In 1979, thirty-four years after the atomic blast at Hiroshima, Akihiro Takahashi became director of the Hiroshima Peace Memorial Museum and one of Japan's most conspicuous "hibakusha" —literally, "those who were bombed." Talking this summer in a basement office at the museum, he divided his life story into three fourteens: the fourteen years before the bomb fell, the fourteen hundred meters he stood from the bomb's hypocenter (distance from the hypocenter is a crucial factor in certification as a hibakusha), and the fourteen hospitalizations he has endured because of radiation-related sickeness. He has delicate features and a very precise way of speaking as he remembers how on that day (as everyone in Hiroshima refers to the date of the bombing), he was burned all over his body. His charred skin sloughed off and hung in long swathes exposing the muscles underneath. Like so many of the surviors, he made his way to the river to try to extinguish his burning flesh. He had no way of knowing then that the physical suffering had only begun
Hibakusha
Tsyuo Kataoka, Nagasaki, 1961. Photograph by Shomei Tomatsu
By now such stories are dangerously familiar. Though they have not really been assimilated, they have been dismissed as part of our past.

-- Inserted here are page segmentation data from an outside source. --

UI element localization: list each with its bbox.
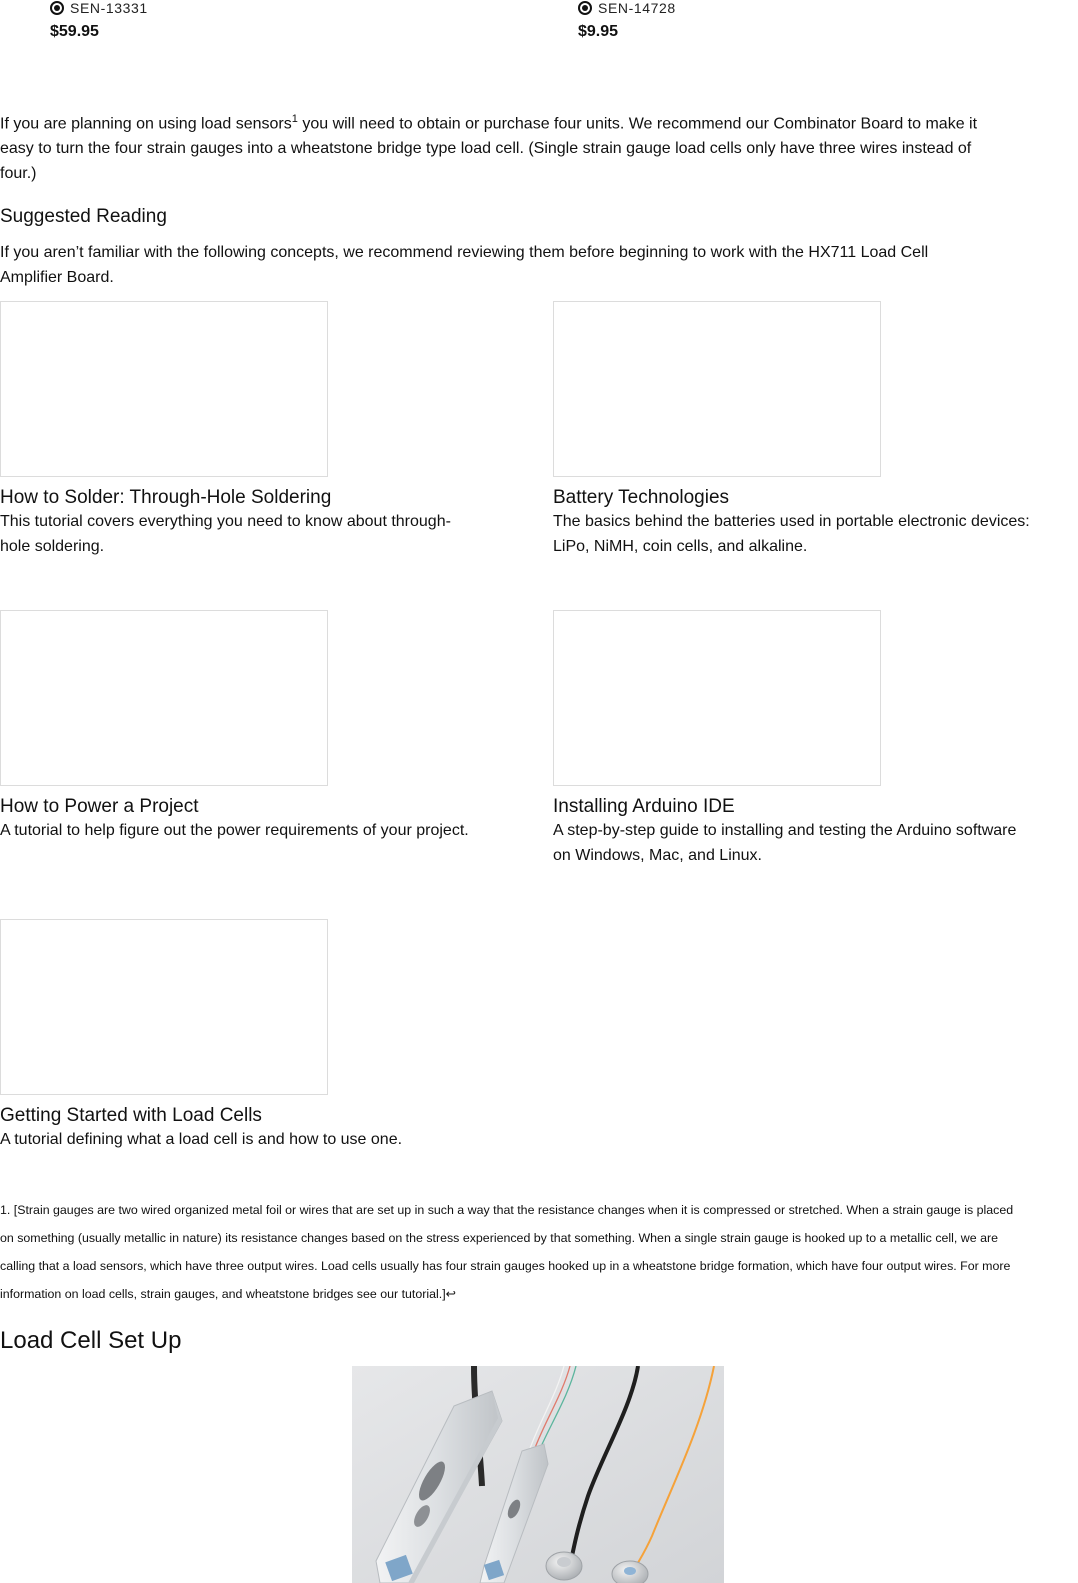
product-sku-2[interactable] <box>578 0 676 16</box>
tutorial-card[interactable] <box>553 610 1078 868</box>
footnote-line: calling that a load sensors, which have three output wires. Load cells usually has four strain gauges hooked up in a wheatstone bridge formation, which have four output wires. For more <box>0 1259 1011 1273</box>
card-title[interactable]: How to Solder: Through-Hole Soldering <box>0 487 332 508</box>
card-title[interactable]: Getting Started with Load Cells <box>0 1105 262 1126</box>
intro-paragraph <box>0 107 1078 186</box>
card-thumbnail[interactable] <box>0 301 328 477</box>
card-title[interactable]: How to Power a Project <box>0 796 199 817</box>
card-desc-line: hole soldering. <box>0 538 105 555</box>
card-desc-line: A step-by-step guide to installing and testing the Arduino software <box>553 822 1017 839</box>
product-price-2: $9.95 <box>578 23 619 40</box>
card-thumbnail[interactable] <box>553 301 881 477</box>
footnote-return-icon[interactable]: ↩ <box>445 1287 457 1301</box>
card-desc-line: A tutorial defining what a load cell is and how to use one. <box>0 1131 403 1148</box>
card-description <box>0 1127 530 1152</box>
card-thumbnail[interactable] <box>0 919 328 1095</box>
card-description <box>0 509 530 559</box>
tutorial-card[interactable] <box>553 301 1078 559</box>
load-cell-setup-heading: Load Cell Set Up <box>0 1327 182 1354</box>
product-price-1: $59.95 <box>50 23 99 40</box>
card-title[interactable]: Battery Technologies <box>553 487 730 508</box>
radio-selected-icon[interactable] <box>578 1 592 15</box>
product-sku-1[interactable] <box>50 0 148 16</box>
footnote-line: 1. [Strain gauges are two wired organized metal foil or wires that are set up in such a way that the resistance changes when it is compressed or stretched. When a strain gauge is placed <box>0 1203 1014 1217</box>
intro-text: you will need to obtain or purchase four units. We recommend our Combinator Board to make it <box>297 115 978 133</box>
card-desc-line: A tutorial to help figure out the power requirements of your project. <box>0 822 469 839</box>
card-thumbnail[interactable] <box>553 610 881 786</box>
suggested-text: Amplifier Board. <box>0 269 114 286</box>
card-title[interactable]: Installing Arduino IDE <box>553 796 735 817</box>
footnote-ref[interactable]: 1 <box>291 113 298 125</box>
suggested-reading-intro <box>0 240 1078 290</box>
card-desc-line: on Windows, Mac, and Linux. <box>553 847 762 864</box>
suggested-reading-heading: Suggested Reading <box>0 206 167 227</box>
tutorial-card[interactable] <box>0 301 530 559</box>
card-description <box>553 818 1078 868</box>
tutorial-card[interactable] <box>0 610 530 843</box>
sku-label: SEN-14728 <box>598 0 676 16</box>
tutorial-card[interactable] <box>0 919 530 1152</box>
card-description <box>0 818 530 843</box>
footnote-line: on something (usually metallic in nature) its resistance changes based on the stress experienced by that something. When a single strain gauge is hooked up to a metallic cell, we are <box>0 1231 998 1245</box>
intro-text: four.) <box>0 165 37 183</box>
radio-selected-icon[interactable] <box>50 1 64 15</box>
footnote-line: information on load cells, strain gauges, and wheatstone bridges see our tutorial.] <box>0 1287 446 1301</box>
intro-text: If you are planning on using load sensors <box>0 115 292 133</box>
card-description <box>553 509 1078 559</box>
load-cell-photo <box>352 1366 724 1583</box>
intro-text: easy to turn the four strain gauges into a wheatstone bridge type load cell. (Single strain gauge load cells only have three wires instead of <box>0 140 972 158</box>
card-desc-line: The basics behind the batteries used in portable electronic devices: <box>553 513 1030 530</box>
sku-label: SEN-13331 <box>70 0 148 16</box>
load-cell-illustration <box>352 1366 724 1583</box>
card-thumbnail[interactable] <box>0 610 328 786</box>
card-desc-line: This tutorial covers everything you need to know about through- <box>0 513 451 530</box>
suggested-text: If you aren’t familiar with the following concepts, we recommend reviewing them before beginning to work with the HX711 Load Cell <box>0 244 929 261</box>
footnote <box>0 1196 1078 1308</box>
card-desc-line: LiPo, NiMH, coin cells, and alkaline. <box>553 538 808 555</box>
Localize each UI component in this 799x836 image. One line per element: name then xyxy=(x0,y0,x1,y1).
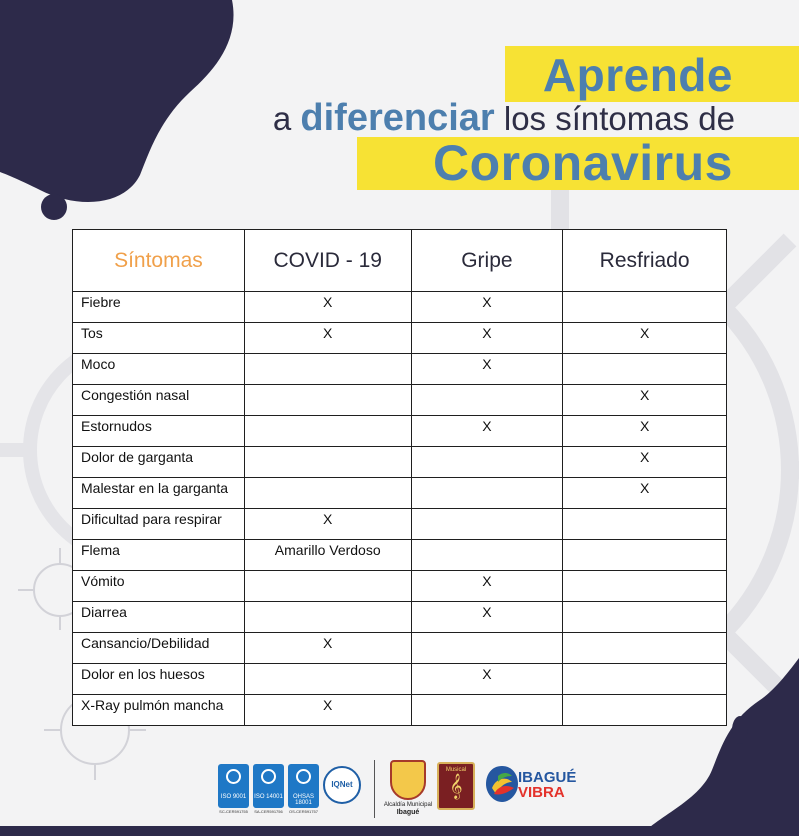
gripe-cell xyxy=(411,633,563,664)
icontec-ohsas-logo: OHSAS 18001 xyxy=(288,764,319,808)
symptoms-table xyxy=(72,229,727,726)
title-coronavirus: Coronavirus xyxy=(432,135,733,191)
table-row xyxy=(73,478,727,509)
badge-code: OS-CER591757 xyxy=(289,809,318,814)
title-aprende: Aprende xyxy=(542,49,733,101)
header-resfriado: Resfriado xyxy=(563,230,727,292)
covid-cell xyxy=(244,354,411,385)
covid-cell: X xyxy=(244,292,411,323)
table-row xyxy=(73,416,727,447)
symptom-name-cell: Tos xyxy=(73,323,245,354)
table-row xyxy=(73,602,727,633)
table-row xyxy=(73,292,727,323)
footer-divider xyxy=(374,760,375,818)
alcaldia-label: Alcaldía Municipal Ibagué xyxy=(383,802,433,816)
symptom-name-cell: Cansancio/Debilidad xyxy=(73,633,245,664)
title-line-2-pre: a xyxy=(272,100,292,137)
covid-cell: X xyxy=(244,323,411,354)
symptom-name-cell: Congestión nasal xyxy=(73,385,245,416)
title-diferenciar: diferenciar xyxy=(300,97,495,139)
resfriado-cell xyxy=(563,664,727,695)
covid-cell: X xyxy=(244,695,411,726)
musical-logo: Musical 𝄞 xyxy=(437,762,475,810)
covid-cell xyxy=(244,416,411,447)
footer-logos xyxy=(0,752,799,836)
resfriado-cell xyxy=(563,509,727,540)
resfriado-cell: X xyxy=(563,447,727,478)
resfriado-cell: X xyxy=(563,323,727,354)
title-line-2-post: los síntomas de xyxy=(503,100,735,137)
badge-code: SA-CER591756 xyxy=(254,809,283,814)
gripe-cell xyxy=(411,509,563,540)
table-row xyxy=(73,540,727,571)
symptom-name-cell: X-Ray pulmón mancha xyxy=(73,695,245,726)
gripe-cell xyxy=(411,385,563,416)
resfriado-cell: X xyxy=(563,478,727,509)
resfriado-cell xyxy=(563,602,727,633)
table-row xyxy=(73,571,727,602)
covid-cell xyxy=(244,602,411,633)
symptom-name-cell: Dificultad para respirar xyxy=(73,509,245,540)
symptom-name-cell: Estornudos xyxy=(73,416,245,447)
covid-cell xyxy=(244,478,411,509)
gripe-cell xyxy=(411,695,563,726)
table-header-row xyxy=(73,230,727,292)
ibague-vibra-mark-icon xyxy=(484,764,520,804)
resfriado-cell xyxy=(563,292,727,323)
gripe-cell: X xyxy=(411,416,563,447)
header-sintomas: Síntomas xyxy=(73,230,245,292)
badge-code: SC-CER591755 xyxy=(219,809,248,814)
symptom-name-cell: Diarrea xyxy=(73,602,245,633)
symptom-name-cell: Dolor de garganta xyxy=(73,447,245,478)
table-row xyxy=(73,447,727,478)
icontec-iso-9001-logo: ISO 9001 xyxy=(218,764,249,808)
iqnet-logo: IQNet xyxy=(323,766,361,804)
header-covid: COVID - 19 xyxy=(244,230,411,292)
table-row xyxy=(73,385,727,416)
gripe-cell: X xyxy=(411,664,563,695)
symptom-name-cell: Moco xyxy=(73,354,245,385)
symptom-name-cell: Dolor en los huesos xyxy=(73,664,245,695)
covid-cell: X xyxy=(244,633,411,664)
ibague-vibra-logo: IBAGUÉ VIBRA xyxy=(518,769,577,801)
gripe-cell: X xyxy=(411,354,563,385)
covid-cell xyxy=(244,571,411,602)
gripe-cell xyxy=(411,478,563,509)
symptom-name-cell: Vómito xyxy=(73,571,245,602)
table-row xyxy=(73,354,727,385)
covid-cell xyxy=(244,385,411,416)
table-row xyxy=(73,509,727,540)
gripe-cell xyxy=(411,540,563,571)
resfriado-cell xyxy=(563,354,727,385)
covid-cell: Amarillo Verdoso xyxy=(244,540,411,571)
gripe-cell xyxy=(411,447,563,478)
icontec-iso-14001-logo: ISO 14001 xyxy=(253,764,284,808)
symptom-name-cell: Fiebre xyxy=(73,292,245,323)
resfriado-cell xyxy=(563,695,727,726)
resfriado-cell: X xyxy=(563,385,727,416)
covid-cell: X xyxy=(244,509,411,540)
gripe-cell: X xyxy=(411,571,563,602)
resfriado-cell xyxy=(563,571,727,602)
table-row xyxy=(73,633,727,664)
resfriado-cell xyxy=(563,540,727,571)
symptom-name-cell: Malestar en la garganta xyxy=(73,478,245,509)
covid-cell xyxy=(244,664,411,695)
gripe-cell: X xyxy=(411,602,563,633)
header-gripe: Gripe xyxy=(411,230,563,292)
title-block xyxy=(0,0,799,200)
gripe-cell: X xyxy=(411,323,563,354)
resfriado-cell: X xyxy=(563,416,727,447)
resfriado-cell xyxy=(563,633,727,664)
alcaldia-shield-icon xyxy=(390,760,426,800)
symptom-name-cell: Flema xyxy=(73,540,245,571)
table-body xyxy=(73,292,727,726)
table-row xyxy=(73,664,727,695)
covid-cell xyxy=(244,447,411,478)
table-row xyxy=(73,695,727,726)
table-row xyxy=(73,323,727,354)
gripe-cell: X xyxy=(411,292,563,323)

In Hiroshima, at least 66,000 people were incinerated in an instant, at least 30,000 three days later when we used a second bomb, codenamed "Fat Man" on Nagasaki. Exact casualty figures are impossible to state, because population records turned to ash along with the record-keepers, and radiation caused many deaths long after the actual explosions. Tadatoshi Akiba, a former math professor at Tufts, published an article in 1983 in which he calculated that 200,000 people had died as result of the bomb in Hiroshima by 1950, and another 140,000 in Nagasaki. Nearly all were civilians—only 150 Japanese military were killed.
But the statistic that Americans might be most surprised to learn is that 226,598 officially certified survivors of the atomic bombings are still alive in Japan today. The average age of these witnesses, however, is now seventy-three. Most have been struggling with radiation-related illness for much of their lies, and death will surely have silenced the majority of them by the seventieth anniversary of the bombing in 2015.